Two features of the law make clear that Colorado’s law does not coerce artists to express a message with which they disagree.

First, no artist has to open a business to the public in the first place. . . . . the choice to benefit from the public marketplace comes with the legal obligation to equally serve members of the public. And requiring businesses that offer expressive services in the public marketplace to follow the same rules as all other businesses does not violate the First Amendment.

Second, even businesses open to the public are free to define the content of what they sell. A Christmas store can sell only Christmas items without running afoul of public accommodations laws. It need not stock Hanukkah candles or Kwanzaa cards. But it cannot put a sign on its doors saying, “We don’t serve Jews” or “No Blacks allowed.”

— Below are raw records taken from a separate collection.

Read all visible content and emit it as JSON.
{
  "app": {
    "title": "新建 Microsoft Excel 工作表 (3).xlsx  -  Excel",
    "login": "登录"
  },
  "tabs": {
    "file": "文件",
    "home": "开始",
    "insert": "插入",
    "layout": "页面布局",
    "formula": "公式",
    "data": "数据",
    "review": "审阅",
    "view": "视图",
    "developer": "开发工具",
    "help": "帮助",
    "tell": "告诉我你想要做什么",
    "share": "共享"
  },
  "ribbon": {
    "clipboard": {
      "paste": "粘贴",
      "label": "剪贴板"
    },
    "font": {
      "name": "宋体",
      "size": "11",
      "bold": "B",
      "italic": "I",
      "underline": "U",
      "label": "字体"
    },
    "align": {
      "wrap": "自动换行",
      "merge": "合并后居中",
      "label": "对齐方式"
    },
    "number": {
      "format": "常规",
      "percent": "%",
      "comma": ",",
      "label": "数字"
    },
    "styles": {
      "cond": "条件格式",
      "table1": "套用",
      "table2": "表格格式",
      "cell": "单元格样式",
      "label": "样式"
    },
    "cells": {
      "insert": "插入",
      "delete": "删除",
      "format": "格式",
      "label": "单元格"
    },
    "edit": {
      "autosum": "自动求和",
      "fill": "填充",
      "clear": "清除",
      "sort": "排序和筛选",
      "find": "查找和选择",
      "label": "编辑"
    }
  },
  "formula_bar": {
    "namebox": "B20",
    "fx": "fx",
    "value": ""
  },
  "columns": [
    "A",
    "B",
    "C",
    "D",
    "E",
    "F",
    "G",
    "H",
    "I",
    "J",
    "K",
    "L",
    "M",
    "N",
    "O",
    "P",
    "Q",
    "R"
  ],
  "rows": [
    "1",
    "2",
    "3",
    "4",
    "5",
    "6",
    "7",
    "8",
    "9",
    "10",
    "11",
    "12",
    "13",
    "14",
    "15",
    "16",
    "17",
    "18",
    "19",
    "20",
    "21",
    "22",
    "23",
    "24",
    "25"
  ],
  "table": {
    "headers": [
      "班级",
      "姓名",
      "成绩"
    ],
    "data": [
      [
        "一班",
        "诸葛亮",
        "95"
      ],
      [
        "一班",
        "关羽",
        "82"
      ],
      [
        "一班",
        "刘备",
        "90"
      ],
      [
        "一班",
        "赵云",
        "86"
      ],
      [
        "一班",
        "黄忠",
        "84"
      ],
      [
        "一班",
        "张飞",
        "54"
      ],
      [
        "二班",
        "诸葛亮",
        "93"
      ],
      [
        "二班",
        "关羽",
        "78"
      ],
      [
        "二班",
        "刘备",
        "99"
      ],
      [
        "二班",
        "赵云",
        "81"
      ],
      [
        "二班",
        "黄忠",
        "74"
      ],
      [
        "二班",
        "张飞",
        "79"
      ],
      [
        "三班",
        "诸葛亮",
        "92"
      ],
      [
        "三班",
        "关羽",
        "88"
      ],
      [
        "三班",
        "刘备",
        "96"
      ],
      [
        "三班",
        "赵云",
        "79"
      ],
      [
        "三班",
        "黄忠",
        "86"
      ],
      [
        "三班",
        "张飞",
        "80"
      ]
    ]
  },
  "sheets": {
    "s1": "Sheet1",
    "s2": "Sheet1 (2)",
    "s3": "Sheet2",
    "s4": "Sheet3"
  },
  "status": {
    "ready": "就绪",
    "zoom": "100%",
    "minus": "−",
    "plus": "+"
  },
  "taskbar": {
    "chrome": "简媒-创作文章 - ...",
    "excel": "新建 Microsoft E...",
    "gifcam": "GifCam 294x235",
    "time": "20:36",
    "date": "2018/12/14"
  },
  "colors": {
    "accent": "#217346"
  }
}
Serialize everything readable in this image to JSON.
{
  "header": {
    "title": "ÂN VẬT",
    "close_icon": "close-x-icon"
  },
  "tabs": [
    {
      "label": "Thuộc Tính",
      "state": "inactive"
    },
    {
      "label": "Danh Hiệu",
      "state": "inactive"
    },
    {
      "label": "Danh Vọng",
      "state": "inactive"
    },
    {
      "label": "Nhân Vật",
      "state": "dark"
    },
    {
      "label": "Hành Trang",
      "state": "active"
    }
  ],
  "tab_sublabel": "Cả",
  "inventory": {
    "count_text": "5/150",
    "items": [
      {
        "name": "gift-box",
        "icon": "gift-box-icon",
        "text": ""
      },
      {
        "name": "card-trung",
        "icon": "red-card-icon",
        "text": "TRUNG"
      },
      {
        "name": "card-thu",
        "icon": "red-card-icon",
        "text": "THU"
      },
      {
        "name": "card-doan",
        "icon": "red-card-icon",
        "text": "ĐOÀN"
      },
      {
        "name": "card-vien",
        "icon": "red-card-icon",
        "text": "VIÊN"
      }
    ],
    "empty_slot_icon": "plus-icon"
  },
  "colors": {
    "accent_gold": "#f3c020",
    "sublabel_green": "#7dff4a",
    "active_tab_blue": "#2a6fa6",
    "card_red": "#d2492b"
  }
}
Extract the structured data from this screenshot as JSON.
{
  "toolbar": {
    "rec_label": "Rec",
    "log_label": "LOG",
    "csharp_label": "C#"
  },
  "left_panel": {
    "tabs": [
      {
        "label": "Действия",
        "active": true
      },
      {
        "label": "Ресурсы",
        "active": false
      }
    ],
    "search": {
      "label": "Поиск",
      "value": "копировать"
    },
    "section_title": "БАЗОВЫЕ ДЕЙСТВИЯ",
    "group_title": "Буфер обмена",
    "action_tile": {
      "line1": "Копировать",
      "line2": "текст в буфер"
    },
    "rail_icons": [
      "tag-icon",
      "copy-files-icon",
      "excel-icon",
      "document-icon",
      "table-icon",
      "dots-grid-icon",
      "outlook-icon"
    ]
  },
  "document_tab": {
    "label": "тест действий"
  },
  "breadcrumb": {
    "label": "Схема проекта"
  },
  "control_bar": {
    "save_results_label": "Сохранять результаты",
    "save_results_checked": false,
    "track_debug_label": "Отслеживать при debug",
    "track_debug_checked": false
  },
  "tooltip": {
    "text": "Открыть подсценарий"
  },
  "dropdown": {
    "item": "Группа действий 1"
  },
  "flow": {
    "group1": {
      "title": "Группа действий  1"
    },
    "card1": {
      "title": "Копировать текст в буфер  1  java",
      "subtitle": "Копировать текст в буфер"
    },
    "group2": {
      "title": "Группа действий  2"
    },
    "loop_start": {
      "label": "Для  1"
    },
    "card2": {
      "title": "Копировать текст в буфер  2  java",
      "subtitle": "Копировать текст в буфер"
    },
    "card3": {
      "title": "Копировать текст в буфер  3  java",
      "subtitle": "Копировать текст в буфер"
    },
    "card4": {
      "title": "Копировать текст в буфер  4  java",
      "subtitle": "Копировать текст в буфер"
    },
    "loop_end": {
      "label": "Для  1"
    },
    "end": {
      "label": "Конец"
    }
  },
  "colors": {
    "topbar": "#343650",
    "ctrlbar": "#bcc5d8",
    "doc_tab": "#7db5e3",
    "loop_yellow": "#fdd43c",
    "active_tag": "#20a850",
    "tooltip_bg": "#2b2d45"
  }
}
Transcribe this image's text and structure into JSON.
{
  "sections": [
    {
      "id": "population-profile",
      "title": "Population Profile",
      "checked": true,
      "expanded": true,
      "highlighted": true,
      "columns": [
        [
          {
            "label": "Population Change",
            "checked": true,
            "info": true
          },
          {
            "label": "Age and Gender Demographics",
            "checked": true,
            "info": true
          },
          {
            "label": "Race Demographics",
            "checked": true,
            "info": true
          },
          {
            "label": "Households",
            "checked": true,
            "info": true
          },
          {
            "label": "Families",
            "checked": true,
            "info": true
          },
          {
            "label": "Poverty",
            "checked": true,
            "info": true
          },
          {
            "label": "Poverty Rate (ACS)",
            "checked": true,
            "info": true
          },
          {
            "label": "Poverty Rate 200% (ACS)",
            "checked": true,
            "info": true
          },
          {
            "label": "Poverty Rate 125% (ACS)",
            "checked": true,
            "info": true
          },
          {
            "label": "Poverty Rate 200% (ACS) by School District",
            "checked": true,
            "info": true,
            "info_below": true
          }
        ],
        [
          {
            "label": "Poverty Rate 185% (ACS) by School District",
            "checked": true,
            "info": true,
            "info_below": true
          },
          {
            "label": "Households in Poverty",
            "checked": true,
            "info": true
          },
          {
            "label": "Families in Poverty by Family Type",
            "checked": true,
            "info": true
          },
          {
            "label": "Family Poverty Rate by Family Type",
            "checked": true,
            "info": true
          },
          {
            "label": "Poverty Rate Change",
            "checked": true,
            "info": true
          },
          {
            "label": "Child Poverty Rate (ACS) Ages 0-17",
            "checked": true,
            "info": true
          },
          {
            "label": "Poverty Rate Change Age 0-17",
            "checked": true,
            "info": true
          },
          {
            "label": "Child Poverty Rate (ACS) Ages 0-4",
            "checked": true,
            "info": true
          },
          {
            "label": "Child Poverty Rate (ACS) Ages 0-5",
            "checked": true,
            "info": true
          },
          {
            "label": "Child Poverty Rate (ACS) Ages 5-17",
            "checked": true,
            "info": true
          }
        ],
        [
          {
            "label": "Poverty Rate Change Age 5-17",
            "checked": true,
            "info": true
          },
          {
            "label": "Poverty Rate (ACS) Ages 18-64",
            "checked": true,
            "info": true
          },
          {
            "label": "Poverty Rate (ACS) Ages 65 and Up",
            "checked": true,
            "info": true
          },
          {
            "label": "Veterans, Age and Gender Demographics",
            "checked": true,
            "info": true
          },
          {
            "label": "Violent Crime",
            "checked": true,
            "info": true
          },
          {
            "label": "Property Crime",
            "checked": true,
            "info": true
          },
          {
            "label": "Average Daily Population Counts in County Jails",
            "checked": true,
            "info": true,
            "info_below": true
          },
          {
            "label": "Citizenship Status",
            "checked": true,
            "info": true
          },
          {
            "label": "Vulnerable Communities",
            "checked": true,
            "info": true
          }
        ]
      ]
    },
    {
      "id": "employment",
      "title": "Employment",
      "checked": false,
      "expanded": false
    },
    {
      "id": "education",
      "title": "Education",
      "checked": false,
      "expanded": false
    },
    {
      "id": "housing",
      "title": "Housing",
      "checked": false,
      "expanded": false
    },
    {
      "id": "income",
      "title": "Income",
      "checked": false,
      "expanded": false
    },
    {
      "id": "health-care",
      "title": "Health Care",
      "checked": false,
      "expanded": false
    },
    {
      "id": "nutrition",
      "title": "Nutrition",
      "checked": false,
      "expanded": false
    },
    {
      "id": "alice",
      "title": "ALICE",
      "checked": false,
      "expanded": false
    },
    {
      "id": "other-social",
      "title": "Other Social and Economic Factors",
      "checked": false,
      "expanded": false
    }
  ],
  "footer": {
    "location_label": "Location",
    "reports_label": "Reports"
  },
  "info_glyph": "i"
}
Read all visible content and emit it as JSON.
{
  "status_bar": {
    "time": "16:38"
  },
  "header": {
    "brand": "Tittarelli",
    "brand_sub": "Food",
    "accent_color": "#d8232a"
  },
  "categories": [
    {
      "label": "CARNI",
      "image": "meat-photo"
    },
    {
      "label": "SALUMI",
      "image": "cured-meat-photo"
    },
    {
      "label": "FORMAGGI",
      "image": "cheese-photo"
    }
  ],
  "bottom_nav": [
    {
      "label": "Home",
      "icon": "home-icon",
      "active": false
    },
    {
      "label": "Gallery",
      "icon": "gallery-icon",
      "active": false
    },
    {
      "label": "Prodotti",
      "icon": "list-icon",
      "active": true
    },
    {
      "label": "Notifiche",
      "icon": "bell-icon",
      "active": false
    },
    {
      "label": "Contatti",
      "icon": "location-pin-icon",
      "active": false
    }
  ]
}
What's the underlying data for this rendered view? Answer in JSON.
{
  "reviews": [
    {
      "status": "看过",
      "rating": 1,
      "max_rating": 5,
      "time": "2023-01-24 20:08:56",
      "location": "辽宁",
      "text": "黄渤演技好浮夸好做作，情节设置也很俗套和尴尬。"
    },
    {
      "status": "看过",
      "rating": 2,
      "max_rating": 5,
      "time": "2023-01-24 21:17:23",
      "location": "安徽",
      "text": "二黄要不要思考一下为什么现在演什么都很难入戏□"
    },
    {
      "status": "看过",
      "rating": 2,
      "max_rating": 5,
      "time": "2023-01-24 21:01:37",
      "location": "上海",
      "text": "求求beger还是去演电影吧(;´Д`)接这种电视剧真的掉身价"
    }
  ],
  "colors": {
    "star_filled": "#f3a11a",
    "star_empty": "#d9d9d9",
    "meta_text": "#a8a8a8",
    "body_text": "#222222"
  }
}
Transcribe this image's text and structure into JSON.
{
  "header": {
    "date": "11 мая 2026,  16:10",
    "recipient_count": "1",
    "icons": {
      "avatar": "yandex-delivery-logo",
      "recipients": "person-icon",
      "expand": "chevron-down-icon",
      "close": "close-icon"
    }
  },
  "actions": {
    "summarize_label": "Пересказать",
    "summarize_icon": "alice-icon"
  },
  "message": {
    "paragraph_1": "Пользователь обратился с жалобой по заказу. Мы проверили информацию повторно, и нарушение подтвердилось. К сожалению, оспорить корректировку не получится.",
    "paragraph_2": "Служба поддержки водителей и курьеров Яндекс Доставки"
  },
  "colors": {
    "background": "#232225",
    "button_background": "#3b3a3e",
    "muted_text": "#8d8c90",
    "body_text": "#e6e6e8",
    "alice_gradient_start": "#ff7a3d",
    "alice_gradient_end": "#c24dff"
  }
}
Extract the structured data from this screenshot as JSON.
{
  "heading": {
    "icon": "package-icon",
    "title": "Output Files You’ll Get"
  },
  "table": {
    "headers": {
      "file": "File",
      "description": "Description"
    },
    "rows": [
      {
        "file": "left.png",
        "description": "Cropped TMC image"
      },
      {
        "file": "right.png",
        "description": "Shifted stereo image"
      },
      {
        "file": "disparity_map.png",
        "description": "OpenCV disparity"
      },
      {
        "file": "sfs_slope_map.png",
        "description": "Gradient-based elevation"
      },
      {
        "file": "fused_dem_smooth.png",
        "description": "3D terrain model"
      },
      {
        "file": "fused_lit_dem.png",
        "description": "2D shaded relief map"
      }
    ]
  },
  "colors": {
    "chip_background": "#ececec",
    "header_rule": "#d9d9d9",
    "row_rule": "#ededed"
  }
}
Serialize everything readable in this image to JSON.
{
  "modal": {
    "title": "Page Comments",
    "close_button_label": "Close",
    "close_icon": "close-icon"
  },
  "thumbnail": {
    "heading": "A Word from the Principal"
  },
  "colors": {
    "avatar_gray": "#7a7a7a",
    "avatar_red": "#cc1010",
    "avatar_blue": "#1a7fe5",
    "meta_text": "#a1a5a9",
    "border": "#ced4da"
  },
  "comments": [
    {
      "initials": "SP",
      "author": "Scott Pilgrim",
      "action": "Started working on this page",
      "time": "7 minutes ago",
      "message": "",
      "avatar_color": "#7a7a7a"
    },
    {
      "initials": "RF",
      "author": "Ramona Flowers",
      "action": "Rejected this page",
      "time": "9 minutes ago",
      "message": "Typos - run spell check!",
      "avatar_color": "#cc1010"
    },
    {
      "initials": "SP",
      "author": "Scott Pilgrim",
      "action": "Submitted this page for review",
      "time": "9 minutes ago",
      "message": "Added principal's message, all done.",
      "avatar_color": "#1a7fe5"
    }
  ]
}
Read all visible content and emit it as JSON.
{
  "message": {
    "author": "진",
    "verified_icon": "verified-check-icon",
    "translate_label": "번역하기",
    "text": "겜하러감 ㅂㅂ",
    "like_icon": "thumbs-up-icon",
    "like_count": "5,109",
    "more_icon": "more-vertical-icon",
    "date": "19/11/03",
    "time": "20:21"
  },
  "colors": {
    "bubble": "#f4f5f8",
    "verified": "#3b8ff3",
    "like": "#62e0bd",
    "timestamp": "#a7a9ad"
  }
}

303 Creative argues that it is not turning away same-sex couples because they are gay, but because it objects to the message that making a wedding website for them would convey. The company has, however, asked the court to declare its right to refuse to make any website for a same-sex couple’s wedding, even if its content is identical to one it would design for a straight couple.

303 Creative has plenty of freedom to speak or not speak as it wishes. It need not serve the public and it need not design wedding websites featuring content it would not sell to anyone. But the First Amendment does not give it an exemption from laws requiring equal treatment of customers simply because its service is “expressive.”

Otherwise, interior decorators, landscape architects, tattoo parlors, sign painters and beauty salons, among countless other businesses whose services contains some expressive element, would all be free to hang out signs refusing to serve Muslims, women, the disabled, African Americans or any other group. The First Amendment protects the right to have and express bigoted views, but it doesn’t give businesses a license to discriminate.